The Daily Telegraph has published a correction about a misleading article it published about Lendy on October 9th 2017. In its print and online editions on November 15 2017, The Daily Telegraph published the following:
The article itself included a number of misleading and inaccurate statements. Please see our response to Telegraph articles below.
At Lendy, we have a lot of respect for the role of newspapers like The Telegraph, and recognise the important role they play. On this issue though we felt very strongly that the newspaper's headline was patently misleading and needed correcting.
- The Daily Telegraph suggested that Lendy is under scrutiny by the FCA. This is not true.
- Like many other P2P platforms, we are applying for full FCA authorisation. The FCA meets with us regularly as a routine part of this process.
- The Daily Telegraph suggested that every Lendy loan more than one day overdue for repayment is in default. This is not true.
- Lendy loans are property-backed bridging and development loans. In this market, it is common for lenders to extend the terms of a loan to give a borrower more time to deal with an unavoidable delay, such as in planning approval or the sale of a property.
Bridging loans are often repaid by the sale of a property, so a normal delay in the sale of that property means the lender needs to extend that loan. The bridging loan market could not operate if lenders did not extend loan periods.

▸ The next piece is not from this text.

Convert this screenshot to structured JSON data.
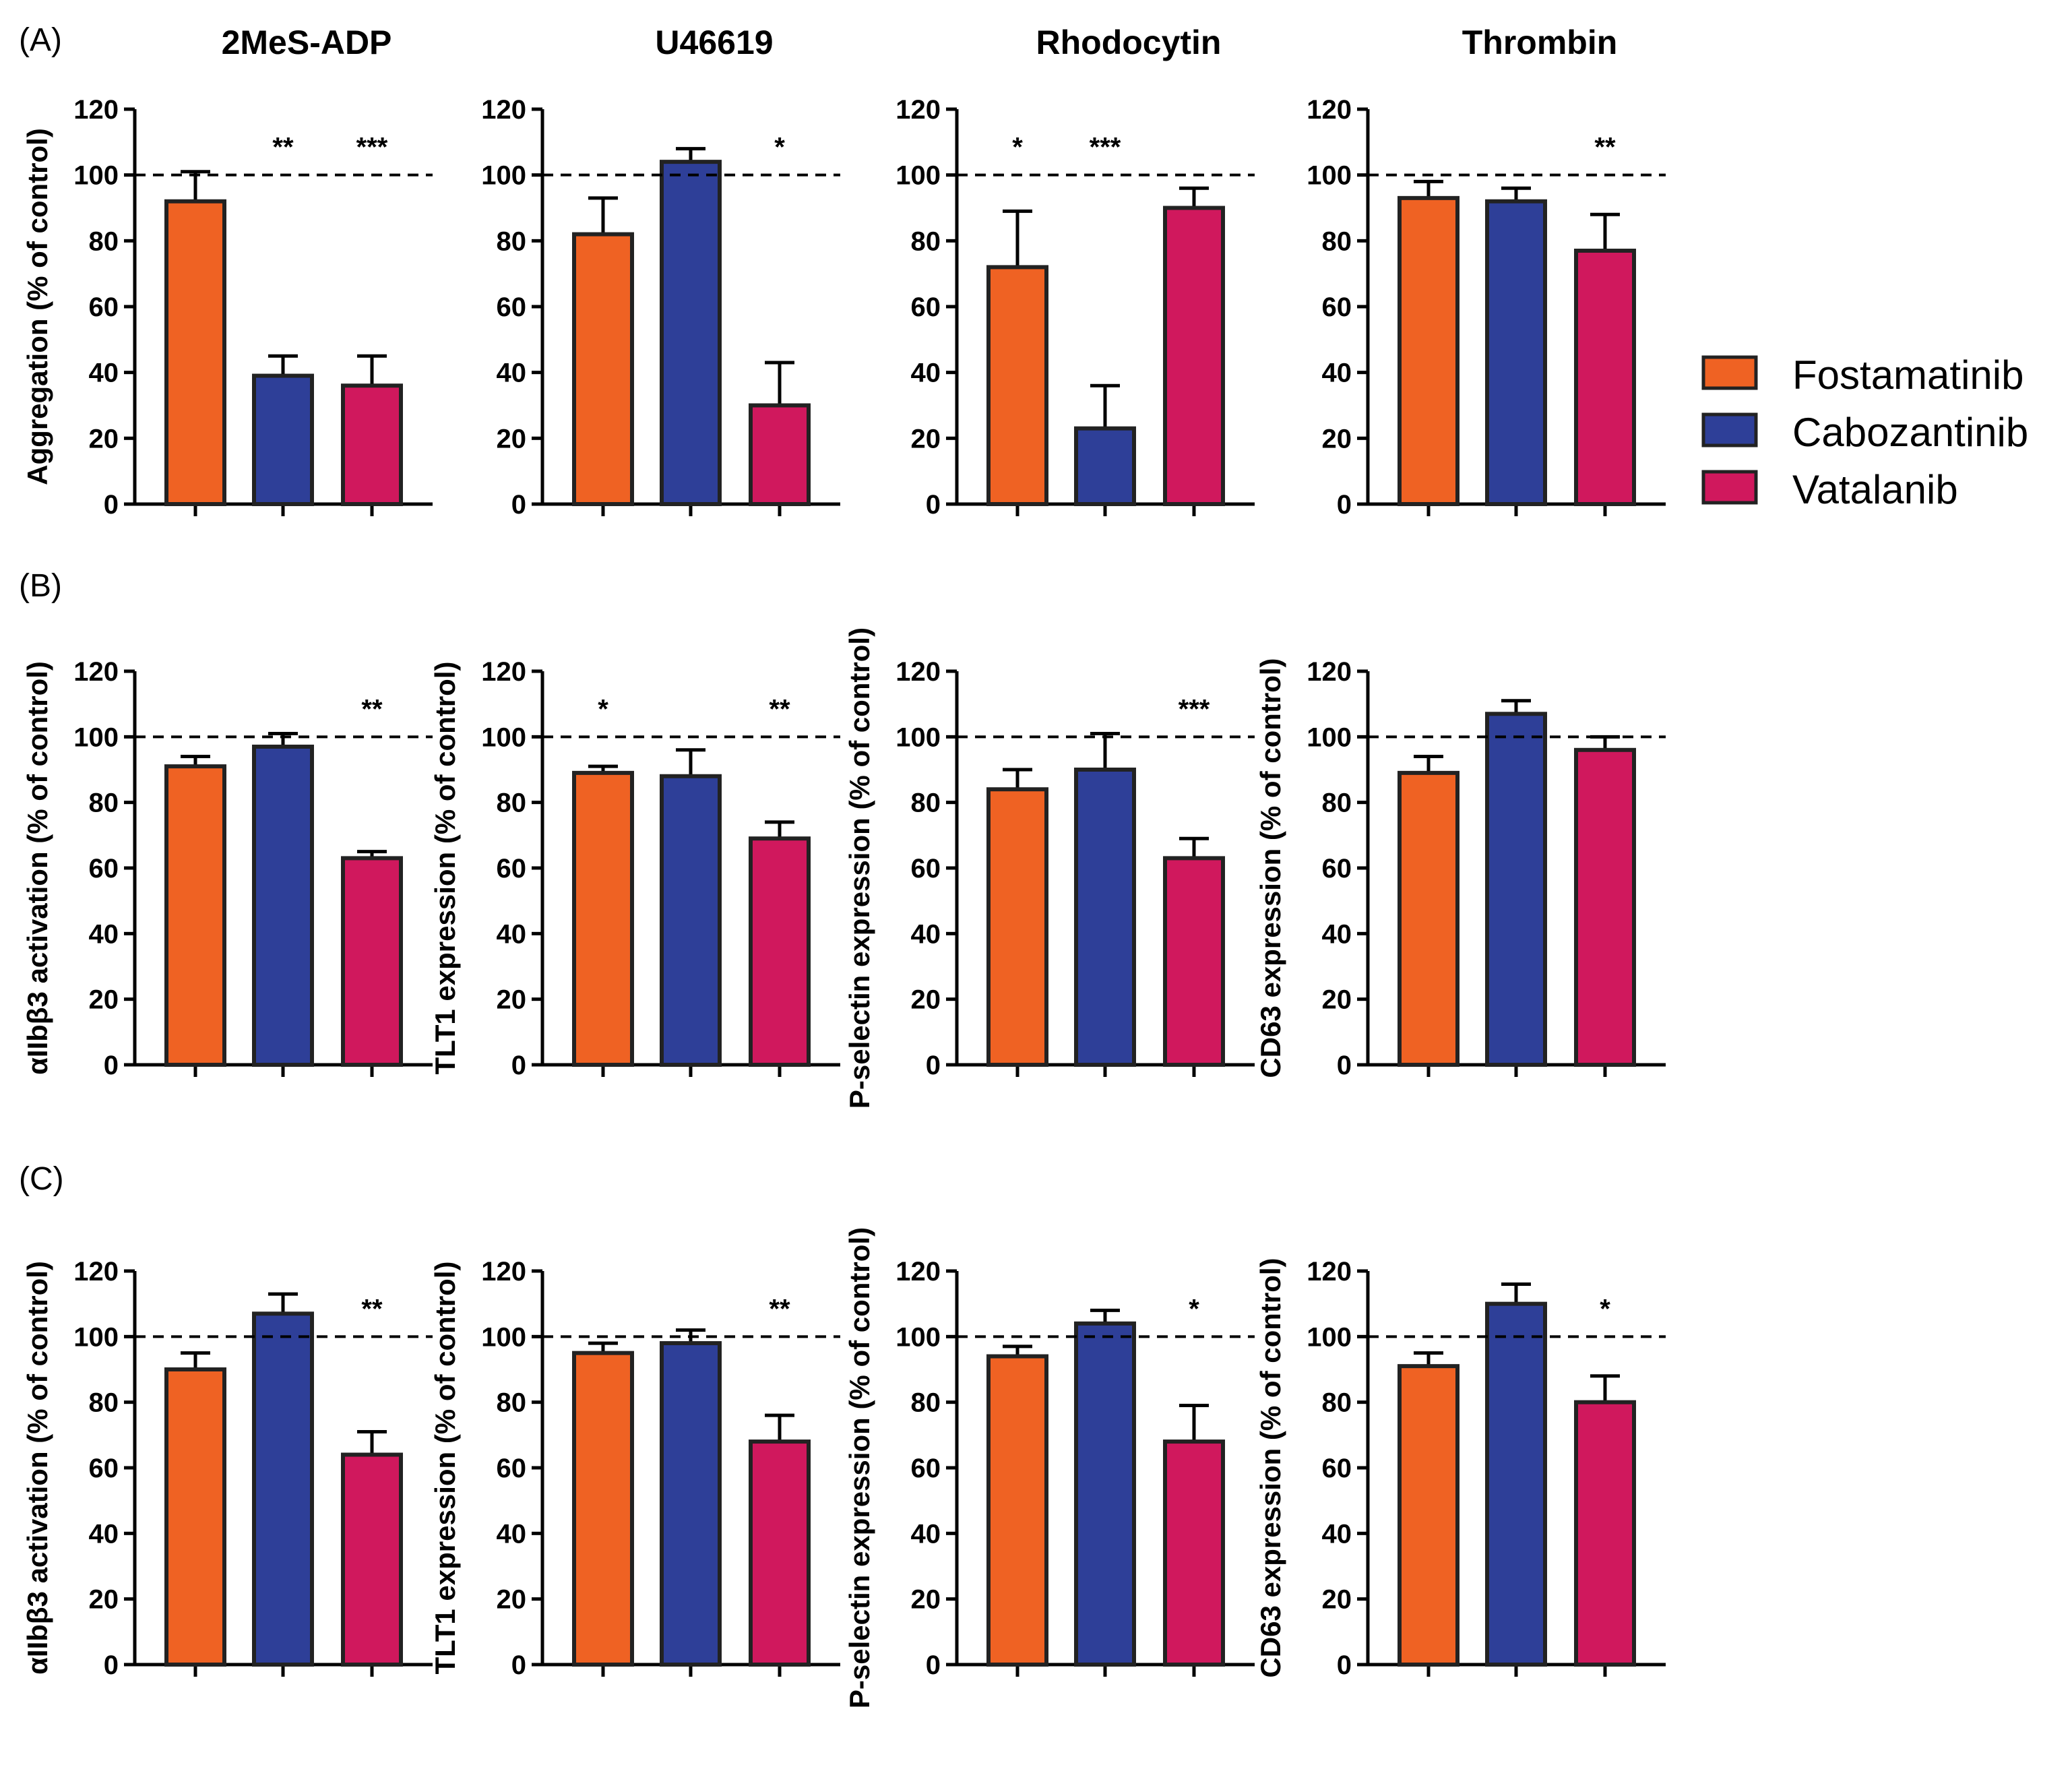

Lendy has a 180-day tolerance period to allow borrowers to deal with these unavoidable delays and make repayments. For The Daily Telegraph to suggest that every loan delayed by a day is ‘in default’ is misleading and fundamentally misunderstands the bridging and development loan market.
- The Daily Telegraph suggested that Lendy has in some way not properly valued the properties it lends against. This is not true.
- Lendy engages independent, RICS-registered valuers to undertake valuations on the property for every loan we offer to our lenders. The full valuation reports are available to all users of our platform, allowing them to make their own decisions over whether the loan matches their risk tolerance.
Lendy allows investors to access gross returns of up to 12% on the loans they make. On average, a loan at an interest rate of 12% can be expected to involve a higher level of risk than a loan where the borrower is able to borrow at a much lower interest rate. However this level of risk, in a diversified portfolio, should be balanced out by the higher interest rates on those loans.
This is why we recommend our investors diversify as much as possible. Lendy loans should only make up part of a balanced portfolio. Within their Lendy loans, we believe that investors should also diversify across a wide range of loans, including across different types of loan, property, and risk level. That way, if a single loan in their portfolio defaults, the effect on their overall return will be very limited.
We’re particularly disappointed that The Daily Telegraph continued to ignore the facts about our actual performance in favour of these misleading stories. We have returned £100 million to investors in the last year alone, more than double the year before. We recently returned £7.9 million to investors in what is thought to be the biggest single P2P loan repayment ever in the UK. Our balance sheet is more robust than ever, and our profits have more than doubled.